第7話 半鐘



 その夜遅く、どこかで半鐘が鳴っていた。


「どこかで火事があったな」


 辰之助の肩に頭を乗せていた伊織は、ハッとして起き上がろうとした。


「かなり遠いし、大丈夫だよ」


 辰之助は眠そうだった。

 半鐘の音がやむ。火事はおさまっただろうか。そうであってほしい。

 伊織は身じろぎしようとして腰をつかまれた。


「起きているのか?」

「早く寝てくれ」


 辰之助の声は囁き声に近い。見ればもうほとんど夢の中のようだ。

 起こさないように自分も目を閉じた。



 目が覚めると、辰之助の姿はなかった。

 一体いつの間に出て行ったのか。

 辰之助の体力が心配になってくる。

 時々、こうして二人で過ごす時が増えていけば、きっと離れがたくなるに決まっている。しかし、もう元のようには戻ることはできない。


 これ以上の幸せはない。

 しかし、隣にいない辰之助を思い出せば、さらに思いが募っていくような気がした。

 伊織は小さく肩を落とした後、大きく息を吸い込んだ。

 着替えるために体を起こした。



 朝餉を済ませ、屋敷を出る。

 登城の途中、道場へ行くのだろうか孫四郎に会った。

 意識していないのに、息が止まった。足を止めてはならぬと追いついた。


「おはようございます」


 後ろから孫四郎に挨拶をする。孫四郎はちらりとこちらを見た。その視線はいつも以上に鋭い目でこちらを見ていた。鼻で息を吸い、歩き始めると孫四郎もついて来た。


「城へ上がるのか」

「はい」


 目を合わせるのが恐ろしかった。おのずと早足になると、孫四郎の冷たい声がした。


「最近、毎日のように大橋辰之助と会っておるの」

「昔馴染みですから」


 すぐに答えられたことが驚きだ。

 伊織は、緊張したまま孫四郎の次の言葉に神経を注いだ。


「昔馴染みか」

「はい」

「そうだの、せっかく江戸から戻って来たのだからの」


 のんびりした口調だったが、どこか棘があった。


「それが何か」


 伊織は足を止めてすっと顔を上げた。

 孫四郎の顔は冷たく能面のようだった。


「小園には会いに行っているのか」

「もちろんでございます」


 再び歩き始める。孫四郎ものんびりと歩き始めた。

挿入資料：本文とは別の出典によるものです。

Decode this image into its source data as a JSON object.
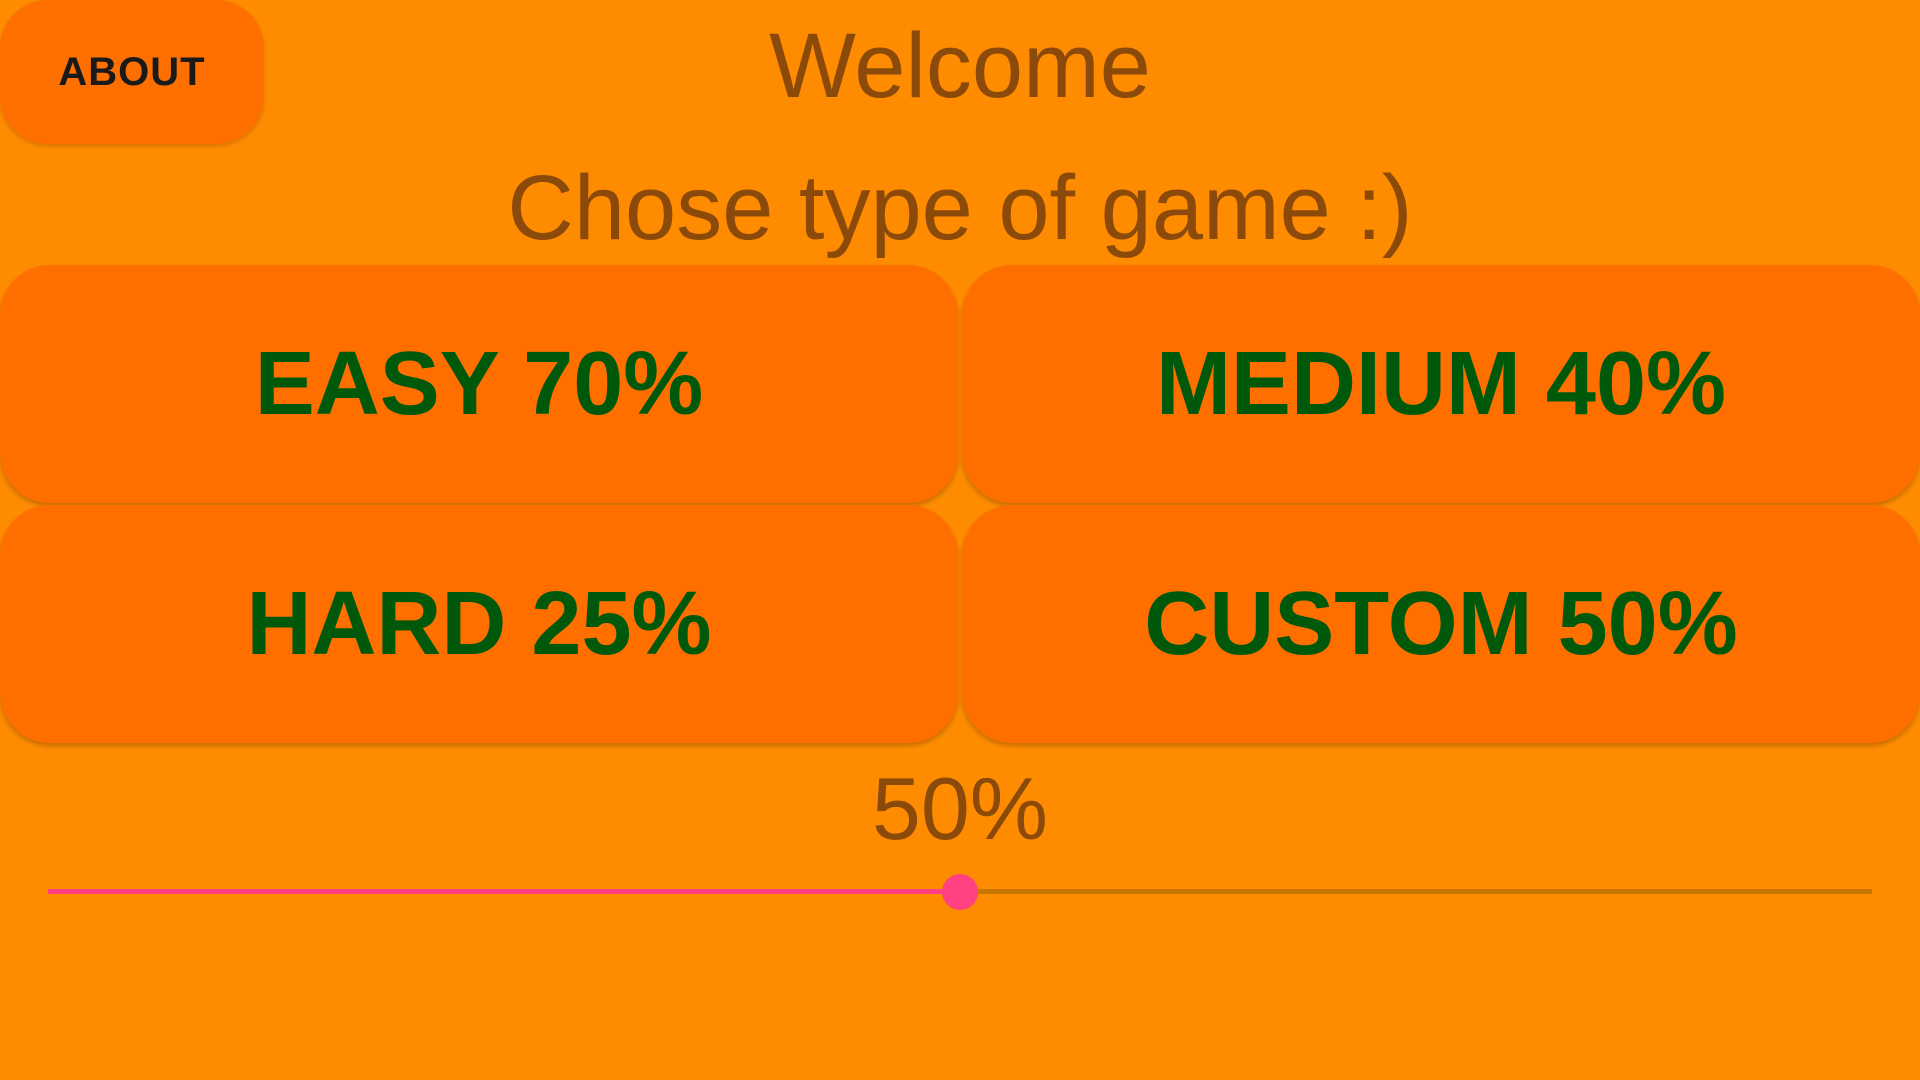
{
  "header": {
    "about_label": "ABOUT",
    "welcome": "Welcome",
    "subtitle": "Chose type of game :)"
  },
  "game_types": [
    {
      "label": "EASY 70%"
    },
    {
      "label": "MEDIUM 40%"
    },
    {
      "label": "HARD 25%"
    },
    {
      "label": "CUSTOM 50%"
    }
  ],
  "custom": {
    "percent_label": "50%",
    "slider_value": 0.5
  },
  "colors": {
    "background": "#FF8C00",
    "button": "#FF6F00",
    "button_text": "#00580A",
    "heading_text": "#8B4A0A",
    "slider_accent": "#FF4081",
    "slider_track": "#C77700"
  }
}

彼は背が高いので簡単に追いつかれてしまう。

 伊織の背中はじっとりと汗ばんでいた。


 気付かれている。

 孫四郎は、自分と辰之助の関係を見抜いて、こうして現れたのだ。


「では、ここで」


 登城口で孫四郎と別れた。

 孫四郎は、くるりと振り返ると再び、町の方へ戻って行った。

 袴もつけず着流しの彼は、相変わらずゆらゆら揺れる手が不気味だった。

 目を閉じて、小園を想った。


 小園の秘密。


 それは――。

 彼女が心から愛した相手が実の兄、孫四郎であったこと。


 彼女はその秘めた思いを伊織にだけ打ち明けて亡くなった。孫四郎も、おそらくだが小園を心から愛している。

 小園の死によって、孫四郎の心は壊れてしまった。

 彼は危険だ。

 伊織は、気を引き締めると城へと急いだ。